La playa La Boca, también en Puerto Padre, es el balneario más visitado por los tuneros, pues diariamente llegan hasta allí cientos de personas por sus propios medios, a través del transporte público reforzado para el período estival, o mediante las entidades que organizan giras para estimular a sus trabajadores.
Además de las instalaciones en el mar, Campismo Popular dispone de otras tres: Cerro de Caisimú, Aguada de Vázquez y Río Jobabo, con las cuales se completan 276 cabañas para más de mil huéspedes disponibles en la Empresa.

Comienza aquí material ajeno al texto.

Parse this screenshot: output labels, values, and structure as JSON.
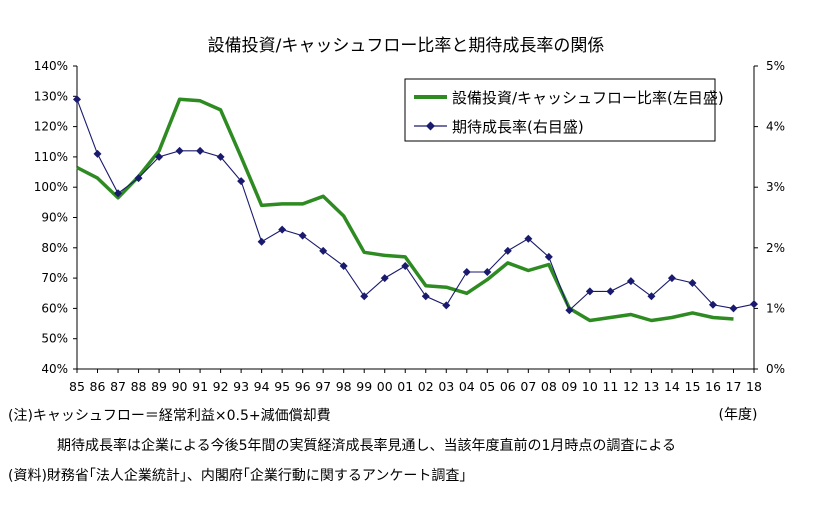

En estos momentos no hay capacidad para la reservación, pero estas unidades ofertan los pasadías con sus correspondientes aseguramientos.
Varias escuelas han servido de villas para el disfrute de trabajadores de la Educación, mientras los jóvenes tuvieron su campamento de verano y pioneros cuentan con sus habituales instalaciones y funciones en la sede de Teatro Tuyo, una reconocida institución que le regala un buen arte a los niños.
Las familias tuneras, con los pequeños de casa, vuelven este año a disfrutar del Parque de Diversiones y el Zoológico, que fueron rescatados para este verano, así como una fonda climatizada, donde se ofertan alimentos variados a precios módicos.
Cada año el período estival comienza con el pie derecho en la provincia, por coincidir con la Jornada Cucalambeana, una fiesta popular que llega a su clímax el primero de julio, nacimiento del poeta bucólico Juan Cristóbal Nápoles Fajardo.
A este jolgorio se unió ahora la Noche Tunera, que funciona desde el pasado año, la cual consiste en ofertar cada sábado y domingo servicios gastronómicos y culturales en varias cuadras de la calle Vicente García, en el centro histórico de Las Tunas.